Italy's Marco Polo Airport, in Venice, was recently the subject of a EUR110million investment to create a new, high-efficiency hub for air travel across North-East Europe. Some 10 per cent of this investment was accounted for by the airport's high-availability automated system for baggage handling and security monitoring, within which redundant Profibus DP industrial fieldbus networks have played a major role.
Designed to cope with 6.5million passengers per year and 4000 pieces of luggage per hour, the airport's automation extends across 62 check-in points, four first- and second-level X-ray machines, two third-level X-ray machines, 23 pushers, six bays for handling and reconciling luggage, seven piers for arrivals, and five carousels for luggage claims. In total there are approximately 550 geared motors and over 3000 metres of conveyor belts.
At the heart of the control and command system are four fault-tolerant servers and 16 Siemens Simatic S7-400H high-availability PLCs. Two redundant PLCs in a hot-standby configuration operate each zone of the control system via fibre-optic cables.
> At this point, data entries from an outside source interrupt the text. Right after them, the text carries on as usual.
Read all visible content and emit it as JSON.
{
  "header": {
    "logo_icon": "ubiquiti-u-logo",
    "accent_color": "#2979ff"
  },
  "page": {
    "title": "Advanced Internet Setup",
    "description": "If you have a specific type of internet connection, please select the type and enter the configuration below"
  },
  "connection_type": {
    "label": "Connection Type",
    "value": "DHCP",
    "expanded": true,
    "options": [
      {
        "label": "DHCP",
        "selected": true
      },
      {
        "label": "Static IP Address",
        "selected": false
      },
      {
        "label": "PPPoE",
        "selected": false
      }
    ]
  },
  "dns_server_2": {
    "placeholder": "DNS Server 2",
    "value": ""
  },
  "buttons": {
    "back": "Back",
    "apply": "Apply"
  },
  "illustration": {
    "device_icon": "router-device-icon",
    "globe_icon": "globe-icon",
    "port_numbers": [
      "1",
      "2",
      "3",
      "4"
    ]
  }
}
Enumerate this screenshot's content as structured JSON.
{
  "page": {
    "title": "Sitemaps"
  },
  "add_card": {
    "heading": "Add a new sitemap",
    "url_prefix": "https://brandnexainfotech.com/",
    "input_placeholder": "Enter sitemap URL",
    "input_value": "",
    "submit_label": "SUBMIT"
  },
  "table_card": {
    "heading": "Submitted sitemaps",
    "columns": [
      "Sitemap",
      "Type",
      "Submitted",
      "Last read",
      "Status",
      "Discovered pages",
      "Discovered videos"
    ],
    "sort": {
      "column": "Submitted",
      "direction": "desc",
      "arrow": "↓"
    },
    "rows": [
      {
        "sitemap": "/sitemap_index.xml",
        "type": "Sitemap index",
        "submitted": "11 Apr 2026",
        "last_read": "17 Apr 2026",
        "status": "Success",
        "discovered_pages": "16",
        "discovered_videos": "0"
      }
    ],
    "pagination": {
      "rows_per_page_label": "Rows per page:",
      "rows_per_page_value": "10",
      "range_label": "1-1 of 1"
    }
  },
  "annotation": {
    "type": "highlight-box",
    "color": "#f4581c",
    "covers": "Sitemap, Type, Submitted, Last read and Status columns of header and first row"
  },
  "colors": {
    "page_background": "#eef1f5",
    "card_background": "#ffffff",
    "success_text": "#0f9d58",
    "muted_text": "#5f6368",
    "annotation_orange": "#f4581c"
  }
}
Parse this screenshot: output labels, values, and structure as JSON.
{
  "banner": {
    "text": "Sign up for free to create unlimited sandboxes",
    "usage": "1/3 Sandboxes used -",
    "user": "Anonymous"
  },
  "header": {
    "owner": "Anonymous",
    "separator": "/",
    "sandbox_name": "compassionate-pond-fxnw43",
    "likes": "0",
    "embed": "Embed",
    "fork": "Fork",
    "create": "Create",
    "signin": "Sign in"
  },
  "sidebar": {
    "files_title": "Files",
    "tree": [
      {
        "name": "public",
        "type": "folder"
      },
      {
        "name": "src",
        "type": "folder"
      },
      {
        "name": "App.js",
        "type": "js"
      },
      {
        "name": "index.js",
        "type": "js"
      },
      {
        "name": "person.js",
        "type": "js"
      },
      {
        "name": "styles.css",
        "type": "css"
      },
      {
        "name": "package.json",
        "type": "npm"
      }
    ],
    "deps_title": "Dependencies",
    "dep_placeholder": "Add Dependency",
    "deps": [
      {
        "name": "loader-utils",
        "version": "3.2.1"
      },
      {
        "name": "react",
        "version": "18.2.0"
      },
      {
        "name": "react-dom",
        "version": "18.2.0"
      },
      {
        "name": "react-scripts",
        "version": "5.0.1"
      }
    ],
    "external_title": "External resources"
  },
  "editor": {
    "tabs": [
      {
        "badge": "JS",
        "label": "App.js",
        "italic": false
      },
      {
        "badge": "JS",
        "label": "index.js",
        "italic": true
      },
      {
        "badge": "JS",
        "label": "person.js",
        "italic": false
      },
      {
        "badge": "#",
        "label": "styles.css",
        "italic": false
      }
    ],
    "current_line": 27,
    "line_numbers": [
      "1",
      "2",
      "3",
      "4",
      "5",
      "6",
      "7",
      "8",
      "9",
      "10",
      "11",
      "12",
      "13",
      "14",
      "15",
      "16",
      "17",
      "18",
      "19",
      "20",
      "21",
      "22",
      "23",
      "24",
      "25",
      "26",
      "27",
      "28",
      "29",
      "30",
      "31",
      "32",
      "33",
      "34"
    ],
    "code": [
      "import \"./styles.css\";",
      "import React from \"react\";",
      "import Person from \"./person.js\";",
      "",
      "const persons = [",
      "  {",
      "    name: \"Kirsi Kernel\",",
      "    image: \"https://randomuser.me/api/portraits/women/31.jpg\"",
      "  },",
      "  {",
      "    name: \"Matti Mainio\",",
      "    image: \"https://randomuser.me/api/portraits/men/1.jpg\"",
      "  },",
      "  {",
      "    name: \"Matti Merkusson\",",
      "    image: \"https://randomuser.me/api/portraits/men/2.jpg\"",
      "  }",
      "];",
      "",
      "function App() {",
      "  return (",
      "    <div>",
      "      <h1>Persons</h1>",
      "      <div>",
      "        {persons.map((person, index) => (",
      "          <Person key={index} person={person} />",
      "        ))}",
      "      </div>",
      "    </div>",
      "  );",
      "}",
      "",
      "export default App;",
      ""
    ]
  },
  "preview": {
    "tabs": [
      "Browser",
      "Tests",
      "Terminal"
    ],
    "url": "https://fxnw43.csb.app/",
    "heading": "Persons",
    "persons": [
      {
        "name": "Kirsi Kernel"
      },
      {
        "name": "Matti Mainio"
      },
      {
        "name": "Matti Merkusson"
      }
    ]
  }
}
In addition, two redundant Siemens CP 443-1 communications processor cards connect the control system to an Ethernet network.
Four Profibus DP lines run from each pair of PLCs: two of these are connected redundantly to Siemens Simatic ET 200M remote modular I/O (input/output) stations by means of two Profibus IM 153-2 interfaces for each node; the other two lines are connected redundantly via two RS485 repeaters to Siemens TD17 text displays mounted on electrical cabinets within the relevant automation zone for viewing by the baggage handlers.
Each ET 200M I/O module runs both digital and serial signals via a Siemens CP 341 point-to-point communications module to the X-ray baggage control systems and ATR (automatic target recognition) bar code scanners that read the baggage tags. Siemens CP 342-2 AS-Interface Master cards enable the ET 200M modules to run a number of AS-Interface sub-networks for the direct connection of local sensors and actuators - including photocells, proximity switches, pushbuttons, indicator lamps, and motor starters.
After passengers have checked-in, their luggage is conveyed to the handling system located on the ground floor. Once inside the separate restricted-access area, luggage is subjected to rigorous automated and manual security controls. Following security clearance, the luggage passes through the ATR scanner-read system and each piece of luggage is directed to the appropriate pier for the flight on which it is to be loaded.
Indeed, in a seamless process that takes only a fraction of a second, luggage bar code labels are read, the information is transmitted to the control system, the data is matched to a flight and the automated system responds to direct the luggage to the appropriate pier. Once at the pier - but before being loading onto trolleys and transported to the respective aircraft - an operation known as 'reconciling' takes place, wherein the luggage bar code labels are scanned manually to ensure that each passenger on the aircraft has his or her luggage and that there is no unaccompanied luggage.
High-performance redundancy and distributed automation together ensure high availability and cost-efficient diagnostics, which is very important in view of the extreme complexity of the overall baggage handling and security system.
Thanks to the redundant PLCs and Profibus DP networks, Marco Polo Airport has benefited from a complex yet highly dependable automation system that helps it to operate extremely efficiently.